With 74 victories in hand, Samantha Adams, Nikki Sanders and Rashmi Teltumbde are the winningest senior class in program history and have led Tech to a pair of Big 12 titles and three straight NCAA apperances.
None of them expected that when they first began as Lady Raiders.
In the four seasons before their freshmen years, Texas Tech finished one season with a winning record while finishing another at an even .500.
“(Coach Todd Petty)’s recruiting us to Tech, he definitely promised a lot of big things for the program,” Adams said. “I believed him, but not necessarily to the full extent.”
Coming in on faith is easier said than done.
In 2005 and 2006, the Lady Raiders finished fifth and fourth, respectively, in the Big 12, but other than those two years, Tech was a constant in the bottom half of the rankings.
“I just felt like we had a lot of catching up to do,” Adams said. “At first, it seemed like in the fall, when we were grinding through workouts, you couldn’t see the results right away. You couldn’t see how much you progressed, but as we started getting results and really seeing how good our team could be, it was easier to believe.”
In 2011, Adams’ and Sanders’ first season, Tech advanced to the NCAA tournament.
A year later, Teltumbde joined the squad, and not only did Tech advance once again to the postseason, the Lady Raiders won the Big 12.
“It just started with little goals,” Teltumbde said. “Let’s beat Texas. Let’s beat A&M. As we beat them, I feel like it kept increasing. We started seeing goals which were further away and bigger to accomplish.
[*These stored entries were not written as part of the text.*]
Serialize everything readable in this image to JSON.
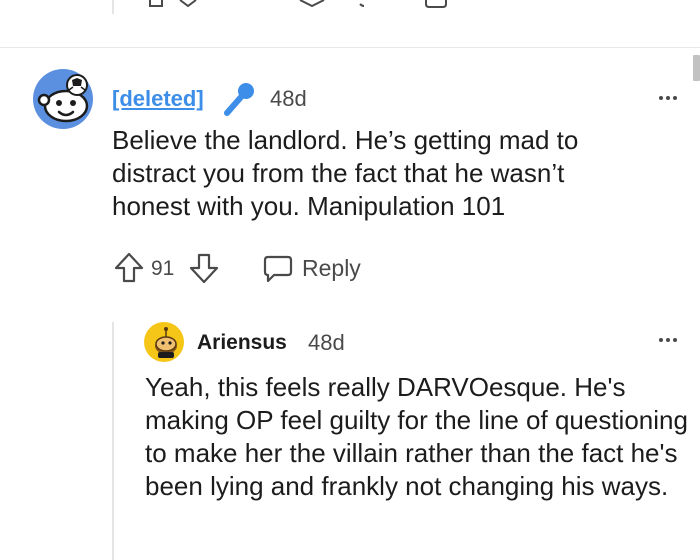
{
  "comment1": {
    "author": "[deleted]",
    "age": "48d",
    "body": "Believe the landlord. He’s getting mad to distract you from the fact that he wasn’t honest with you. Manipulation 101",
    "votes": "91",
    "reply_label": "Reply"
  },
  "comment2": {
    "author": "Ariensus",
    "age": "48d",
    "body": "Yeah, this feels really DARVOesque. He's making OP feel guilty for the line of questioning to make her the villain rather than the fact he's been lying and frankly not changing his ways."
  },
  "colors": {
    "accent": "#3d8ee8",
    "avatar_bg": "#5b8fe0",
    "avatar_yellow": "#f5c518",
    "text": "#1c1c1c",
    "muted": "#4a4a4a",
    "divider": "#e8e8e8"
  }
}
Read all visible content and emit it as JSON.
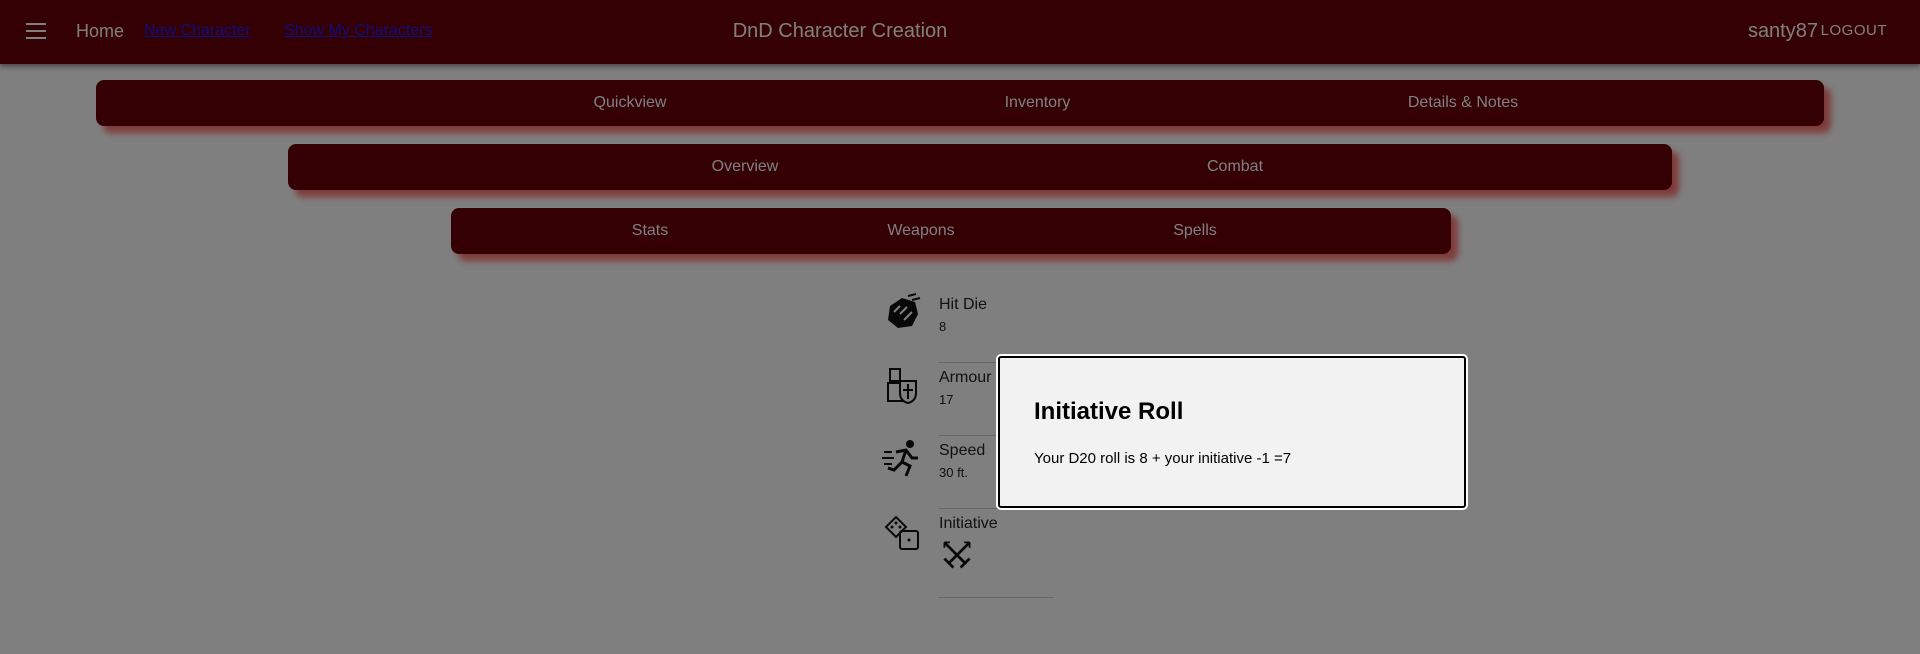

I think that’s what started it all — little victories.”
The next season, the Lady Raiders repeated as Big 12 champs and earned a berth into the NCAA tournament.
Now, for the third year in a row, Tech is headed back to the NCAAs, where the Lady Raiders will face Ole Miss in Los Angeles, Calif.
“They mean everything,” head coach Petty said. “These three were the missing piece for what we’ve accomplished to this point and really what Texas Tech tennis has in the future. They’ve really set the tone for what it’s like to be a Lady Raider tennis player. Each one of them have brought in something different, and each will leave something behind that will be tough shoes to fill.”
Adams is currently the modern-era career doubles leader with 90 career victories, and she ranks second all-time in career combined victories with 175.
She has served as the team captain the past two seasons and has been the cornerstone of Lady Raider tennis.
“Watching Sam Adams grow from a young freshman to a leader now and playing on top of the lineup for two years for two back-to-back Big 12 championship teams is pretty amazing,” Petty said.
Sanders is No. 1 in the Tech record books with 99 career singles wins and 187 career combined wins.
In her four years at Texas Tech, Sanders has produced four straight 20-win seasons.
She is also 34-1 at home, including winning a school-record 31 straight.
“Nikki’s individual development as a player has been incredible from someone who was not as highly recruited as she should have been — we’re lucky she wasn’t — to setting all types of records” Petty said.
Since Teltumbde’s arrival at Texas Tech, the Lady Raiders have gone 57-21.
While she has played No. 1 through No. 4 in the singles point, she has secured the highest doubles winning percentage.
Teltumbde has gone 67-21 in doubles the last three years.
Tech has gone 62-14 in winning the doubles point since her arrival. In the three seasons prior, Tech was 37-26.
“Rashmi really doesn’t get as much press as she should because she really was that missing link at the top of the lineup,” Petty said. “She’s really come into her own.”
After the NCAA tournament, these three seniors’ careers at Texas Tech will be over, but their legacies will last.
Teltumbe hopes Lady Raider tennis keeps building and winning the Big 12.
Sanders hopes the newcomers to Tech tennis continue to work hard so the high standard she helped to set will never lower.
As for Adams, she doen’t want the culture to change.
“I think part of the reason we all work so hard is because we treat our team as a family,” Adams said. “People aren’t going to work as hard if they don’t care for their teammates. The only way you’re going to put everything into the program is if you really trust your teammates and want everyone to do well.”